Secondo la tradizione contadina, la pizza cilentana si preparava in casa, in contemporanea con il pane dopo essersi procurati “lu luvato”, il lievito per la fermentazione della pasta, che doveva esser mantenuto sempre fresco.

La farina veniva impastata, con un vigoroso lavoro di braccia, nella “matra” e lasciata lievitare per alcune ore prima di essere stesa nelle teglie di ferro e condita con pomodoro cotto e cacioricotta di capra stagionato.

cacioricotta

Una volta che il forno era ben caldo, se ne testava la temperatura con la cottura rapida di una ciambella con il buco detta“viccillo”, per poi procedere con la cottura della pizza e, infine, con quella del pane.

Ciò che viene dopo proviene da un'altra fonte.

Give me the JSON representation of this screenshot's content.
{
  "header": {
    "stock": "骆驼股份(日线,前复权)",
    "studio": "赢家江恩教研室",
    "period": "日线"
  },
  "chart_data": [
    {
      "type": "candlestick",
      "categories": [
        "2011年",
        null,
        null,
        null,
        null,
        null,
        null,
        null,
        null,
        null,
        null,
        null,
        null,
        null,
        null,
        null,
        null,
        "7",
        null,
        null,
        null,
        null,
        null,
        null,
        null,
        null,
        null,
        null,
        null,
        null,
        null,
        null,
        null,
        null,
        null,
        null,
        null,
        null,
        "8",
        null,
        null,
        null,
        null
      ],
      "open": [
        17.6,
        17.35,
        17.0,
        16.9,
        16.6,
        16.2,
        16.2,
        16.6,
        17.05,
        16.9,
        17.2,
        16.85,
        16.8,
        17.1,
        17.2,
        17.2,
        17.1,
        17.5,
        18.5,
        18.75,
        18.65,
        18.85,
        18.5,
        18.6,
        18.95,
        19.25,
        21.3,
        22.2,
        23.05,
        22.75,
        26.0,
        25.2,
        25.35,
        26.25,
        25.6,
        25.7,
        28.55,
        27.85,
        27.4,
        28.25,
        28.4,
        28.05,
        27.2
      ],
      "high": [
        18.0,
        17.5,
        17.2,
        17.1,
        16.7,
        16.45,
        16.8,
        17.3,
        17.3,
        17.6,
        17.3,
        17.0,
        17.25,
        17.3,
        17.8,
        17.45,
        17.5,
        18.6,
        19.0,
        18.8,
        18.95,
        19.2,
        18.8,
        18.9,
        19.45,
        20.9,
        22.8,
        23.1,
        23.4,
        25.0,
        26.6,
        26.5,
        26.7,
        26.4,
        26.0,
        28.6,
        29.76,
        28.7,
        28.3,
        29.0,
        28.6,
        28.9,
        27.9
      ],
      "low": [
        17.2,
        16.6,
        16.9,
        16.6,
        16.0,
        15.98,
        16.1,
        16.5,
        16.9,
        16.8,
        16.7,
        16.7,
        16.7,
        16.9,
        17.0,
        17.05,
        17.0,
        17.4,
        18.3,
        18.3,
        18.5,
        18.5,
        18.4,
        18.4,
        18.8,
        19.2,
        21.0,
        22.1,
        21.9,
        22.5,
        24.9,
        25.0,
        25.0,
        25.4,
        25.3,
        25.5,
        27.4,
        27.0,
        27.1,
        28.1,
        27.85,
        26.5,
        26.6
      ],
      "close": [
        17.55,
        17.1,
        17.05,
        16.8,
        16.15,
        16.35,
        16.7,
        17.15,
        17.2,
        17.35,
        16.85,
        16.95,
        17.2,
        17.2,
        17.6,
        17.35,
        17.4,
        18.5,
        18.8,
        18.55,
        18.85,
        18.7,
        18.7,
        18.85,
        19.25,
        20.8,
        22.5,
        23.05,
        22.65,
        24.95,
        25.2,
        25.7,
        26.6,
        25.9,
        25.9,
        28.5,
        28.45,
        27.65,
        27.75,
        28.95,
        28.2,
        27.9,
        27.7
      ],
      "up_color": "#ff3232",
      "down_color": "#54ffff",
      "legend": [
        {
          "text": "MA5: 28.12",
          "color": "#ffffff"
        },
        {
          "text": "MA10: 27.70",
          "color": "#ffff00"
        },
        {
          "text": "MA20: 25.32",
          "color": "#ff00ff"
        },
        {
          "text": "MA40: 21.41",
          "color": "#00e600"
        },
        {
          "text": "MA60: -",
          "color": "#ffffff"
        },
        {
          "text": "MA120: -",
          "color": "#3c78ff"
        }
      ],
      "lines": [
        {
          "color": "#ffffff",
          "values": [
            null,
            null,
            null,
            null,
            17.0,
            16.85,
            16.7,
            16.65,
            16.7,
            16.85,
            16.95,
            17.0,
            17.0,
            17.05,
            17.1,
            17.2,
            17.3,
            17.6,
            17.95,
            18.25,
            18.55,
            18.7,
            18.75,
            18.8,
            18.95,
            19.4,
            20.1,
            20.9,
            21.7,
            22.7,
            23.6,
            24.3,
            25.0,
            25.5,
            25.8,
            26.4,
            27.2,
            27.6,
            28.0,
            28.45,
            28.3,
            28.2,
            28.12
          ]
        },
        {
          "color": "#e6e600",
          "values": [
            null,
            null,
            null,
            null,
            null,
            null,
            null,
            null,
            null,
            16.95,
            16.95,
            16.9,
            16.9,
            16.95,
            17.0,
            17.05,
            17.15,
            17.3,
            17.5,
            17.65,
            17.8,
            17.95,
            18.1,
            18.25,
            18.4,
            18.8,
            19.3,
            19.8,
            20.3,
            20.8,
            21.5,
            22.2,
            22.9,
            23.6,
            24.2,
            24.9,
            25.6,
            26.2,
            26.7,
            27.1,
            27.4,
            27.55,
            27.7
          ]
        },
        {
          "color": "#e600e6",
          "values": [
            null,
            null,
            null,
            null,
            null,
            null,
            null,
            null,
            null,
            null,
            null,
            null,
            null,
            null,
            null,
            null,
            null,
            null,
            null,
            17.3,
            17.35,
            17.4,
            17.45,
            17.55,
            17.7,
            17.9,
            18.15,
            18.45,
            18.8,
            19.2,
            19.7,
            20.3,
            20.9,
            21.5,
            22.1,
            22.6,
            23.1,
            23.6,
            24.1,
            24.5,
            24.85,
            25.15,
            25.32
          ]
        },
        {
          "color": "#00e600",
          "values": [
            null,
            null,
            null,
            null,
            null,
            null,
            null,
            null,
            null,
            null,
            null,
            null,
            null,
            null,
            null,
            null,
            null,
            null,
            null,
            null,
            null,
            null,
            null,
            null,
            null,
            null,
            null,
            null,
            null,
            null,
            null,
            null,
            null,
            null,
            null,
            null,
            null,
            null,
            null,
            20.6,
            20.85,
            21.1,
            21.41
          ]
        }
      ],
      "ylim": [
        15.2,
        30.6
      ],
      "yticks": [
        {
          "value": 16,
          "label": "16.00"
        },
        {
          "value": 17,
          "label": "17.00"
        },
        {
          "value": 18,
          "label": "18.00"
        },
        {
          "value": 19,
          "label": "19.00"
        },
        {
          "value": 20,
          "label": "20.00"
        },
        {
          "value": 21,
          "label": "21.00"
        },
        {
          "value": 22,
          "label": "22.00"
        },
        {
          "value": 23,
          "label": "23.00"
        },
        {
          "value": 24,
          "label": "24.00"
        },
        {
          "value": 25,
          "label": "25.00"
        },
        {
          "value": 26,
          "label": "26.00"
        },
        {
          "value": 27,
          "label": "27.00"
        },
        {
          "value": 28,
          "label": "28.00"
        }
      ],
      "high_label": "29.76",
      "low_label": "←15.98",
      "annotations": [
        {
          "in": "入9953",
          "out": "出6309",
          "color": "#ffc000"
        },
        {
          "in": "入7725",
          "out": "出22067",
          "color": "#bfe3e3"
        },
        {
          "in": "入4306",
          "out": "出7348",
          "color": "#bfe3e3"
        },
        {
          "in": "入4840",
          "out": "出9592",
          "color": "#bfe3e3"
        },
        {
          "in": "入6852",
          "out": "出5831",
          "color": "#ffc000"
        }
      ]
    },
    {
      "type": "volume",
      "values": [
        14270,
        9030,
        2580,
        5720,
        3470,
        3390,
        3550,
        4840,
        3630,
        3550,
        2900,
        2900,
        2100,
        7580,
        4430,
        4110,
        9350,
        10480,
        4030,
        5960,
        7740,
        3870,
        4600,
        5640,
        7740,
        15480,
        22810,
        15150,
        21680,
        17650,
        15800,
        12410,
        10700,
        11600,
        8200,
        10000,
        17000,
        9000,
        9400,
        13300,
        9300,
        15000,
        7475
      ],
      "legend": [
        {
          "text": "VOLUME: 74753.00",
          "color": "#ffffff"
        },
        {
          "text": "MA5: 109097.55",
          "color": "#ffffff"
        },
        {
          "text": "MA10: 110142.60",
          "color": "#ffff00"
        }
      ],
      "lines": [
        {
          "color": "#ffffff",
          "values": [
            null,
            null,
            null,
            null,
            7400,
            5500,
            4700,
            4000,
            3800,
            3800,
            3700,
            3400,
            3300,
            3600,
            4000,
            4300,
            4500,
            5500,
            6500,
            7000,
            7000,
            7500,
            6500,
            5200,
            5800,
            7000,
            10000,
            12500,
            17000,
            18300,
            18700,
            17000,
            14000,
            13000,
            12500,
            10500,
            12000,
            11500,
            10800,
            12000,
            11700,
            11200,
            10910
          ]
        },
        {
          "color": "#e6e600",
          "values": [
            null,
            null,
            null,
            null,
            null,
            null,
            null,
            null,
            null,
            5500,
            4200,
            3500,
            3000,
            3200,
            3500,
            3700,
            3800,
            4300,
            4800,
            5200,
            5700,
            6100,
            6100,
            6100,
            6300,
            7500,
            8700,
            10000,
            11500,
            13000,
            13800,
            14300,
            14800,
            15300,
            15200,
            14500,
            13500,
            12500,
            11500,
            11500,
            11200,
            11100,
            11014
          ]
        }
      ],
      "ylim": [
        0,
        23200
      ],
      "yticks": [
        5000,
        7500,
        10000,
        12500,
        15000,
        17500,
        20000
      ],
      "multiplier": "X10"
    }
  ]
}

La pizza cilentana viene tutt’oggi preparata secondo la ricetta tradizionale: miscela di farina di grano duro impastata con il “lievito madre” (o criscito). Si tratta di tecniche di impasto con lievitazioni naturali che richiedono tempi lunghi e rigorosi, ma assicurano risultati eccellenti ed un’ottima digeribilità.

Alla lievitazione naturale fa seguito la cottura in forno a legna ad elevate temperature, che deve essere preparato con molto anticipo rispetto al tempo previsto per l’infornata. Una volta cotta, la pizza cilentana viene condita, come già detto, con cacioricotta grattugiato fresco, ingrediente che, oltre ad essere caratteristico del Cilento, risulta di gran lunga più facilmente conservabile rispetto alla mozzarella.